凌天浩的这句话所言非虚,对于秦雨,二哥凌峰确实说过这样的话,但凌天浩却故意略掉了最重要的细节,就是关于秦雨父亲秦志方的过世。不过秦雨似乎每次提到凌峰的时候都没有任何一点印象,不管他们通话多少次,最后秦雨都会忘记凌峰这个人的存在,除了自己,其它人都在她到处充满橡皮擦的脑海里,无情的被抹掉。
秦雨笑着说这句话的时候,凌天浩费力的挤出了一个笑容。想着姐姐蓝星河的电话里要自己告知秦雨,她和凌峰的感情进展的非常顺利,而且很想念她,等两个人的婚期一定,会第一时间请她回来的观礼的这些话,却如鲠在喉,根本无法说出口了。
凌天浩抬头去看的时候,发现秦雨的身影早已停在草坪上的一片摇摆的花丛中,她正俯下身去,在花丛中摸索了半天后。非常开心的站起身来,右手上不停地晃动着红色枫叶制成的书签。凌天浩勉强的挤出一个笑容,快步跑到了秦雨的身前停下,笑着接过她递给自己的那个枫叶书签,然后望着她撒娇的向自己伸出双手,嘴上像个小孩子般无赖的向凌天浩索抱。
“天浩,抱抱,我跑得好累,走不动了,你背我回去。好不好?”
“好好。背背。你这个小丫头啊,就知道撒娇。”
“我就要撒娇,怎么样?不行吗?”
“行行行,这个世界上只有你可以撒娇。因为你是我的宝贝嘛。”
“你说的哟,不许骗我,否则我可是会一辈子都缠着你的!”
“嗯,缠着缠着,不要说一辈子,最好生生世世都来缠着我。”
“嘿嘿,你说的,勾手指!赖皮的话掉鼻子!”
凌天浩只是笑而不答,无奈的摇着头。然后脚步停在秦雨身前的花丛边,双手用力将秦雨瘦弱的身体抱起来。因为这段时间的治疗和药物的副作用,秦雨现在的体重只有不到八十斤了。凌天浩抱起她的时候,甚至可以感觉到她骨架的轮廓,莫名的心酸。却只能强忍心疼,若无其事的笑着。
“你是……”
“我是米雪,我们见过的!”
“你是那个双胞胎的妹妹吗?”
“没错,我姐姐叫米荷!”
“不过,你是怎么找到我的?”
顾怀北接到管家明叔转接进来的米雪电话,显然非常吃惊,他不知道这个只有一面之缘的女孩为什么会莫名的找上自己,而她要求跟自己见面的理由又有着什么目的。此时恰巧也在顾怀北卧房里的汤智辰,正坐着沙发上,面前的透明茶几上放着一台黑色的笔记本电脑。浅黄色的鼠标旁边,还放着一个白瓷的红茶杯子。

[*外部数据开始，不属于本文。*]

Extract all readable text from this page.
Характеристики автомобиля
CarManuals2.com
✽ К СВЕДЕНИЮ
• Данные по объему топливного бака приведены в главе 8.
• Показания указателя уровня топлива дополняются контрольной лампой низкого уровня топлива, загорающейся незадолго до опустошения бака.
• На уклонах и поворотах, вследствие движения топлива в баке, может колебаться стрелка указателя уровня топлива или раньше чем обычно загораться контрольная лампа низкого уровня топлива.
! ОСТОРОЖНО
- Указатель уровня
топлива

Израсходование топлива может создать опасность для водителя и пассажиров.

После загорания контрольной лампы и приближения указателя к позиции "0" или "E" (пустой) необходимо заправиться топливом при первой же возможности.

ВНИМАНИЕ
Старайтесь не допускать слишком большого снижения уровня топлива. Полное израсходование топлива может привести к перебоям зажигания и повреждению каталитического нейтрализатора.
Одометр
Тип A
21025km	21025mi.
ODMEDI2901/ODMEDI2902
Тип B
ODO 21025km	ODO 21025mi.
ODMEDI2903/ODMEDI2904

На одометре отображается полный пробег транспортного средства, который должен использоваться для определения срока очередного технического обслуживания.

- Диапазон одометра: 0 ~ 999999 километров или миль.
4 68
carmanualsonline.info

热气腾腾的红茶雾气,像是从杯中摇曳起身的少女,扭动着腰枝,尽情跳着一曲诱惑的舞蹈。打开的黑色笔记本屏幕上,正在播放着一段外国心理学家的讲座,汤智辰听到顾怀北接到电话反常的语调,有些在意,伸出右手轻轻地敲击了一下键盘上的空格键。
那个夸张的外国大叔,双手正比出一个非常好笑的手势,却毫无准备的突然被汤智辰定格在屏幕上,配上他那有趣的表情,真的很像是一个滑稽的小丑。
“要我出去吗?”
“不用,不过智辰,我能请你帮我一个忙吗?”
“嗯?帮忙?现在?”
“是。”
“好,我知道了。”
汤智辰并没有向顾怀北追问要自己帮他什么忙,只是迟疑了几秒便非常爽快的答允了下来。顾怀北刚刚还不安的脸上,在听到汤智辰的回答后,露出了一个轻松的笑容,然后快步来到他的身前。嘴巴轻靠在汤智辰的左耳旁,用左手轻挡着自己的嘴巴位置,附在他的耳边像是在小声嘱咐着什么重要的话。
“米小姐,请!北少爷在二楼的睡房,我一会会安排一个女佣带您过去见他的。”
“麻烦您了。”
“应该的,这都是我的份内之事。”
米雪一身白色的职业套装,看上去非常的干练精神,长长的棕色卷发被很随意的拧成了一个圆圆的丸子,梳在脑后的位置,而别在头发上面的一枚七彩发夹异常的闪耀。与第一次见面不同,顾怀北注意到这次的米雪,戴着一个黑色的框镜,看上去双眸间透着几分睿智。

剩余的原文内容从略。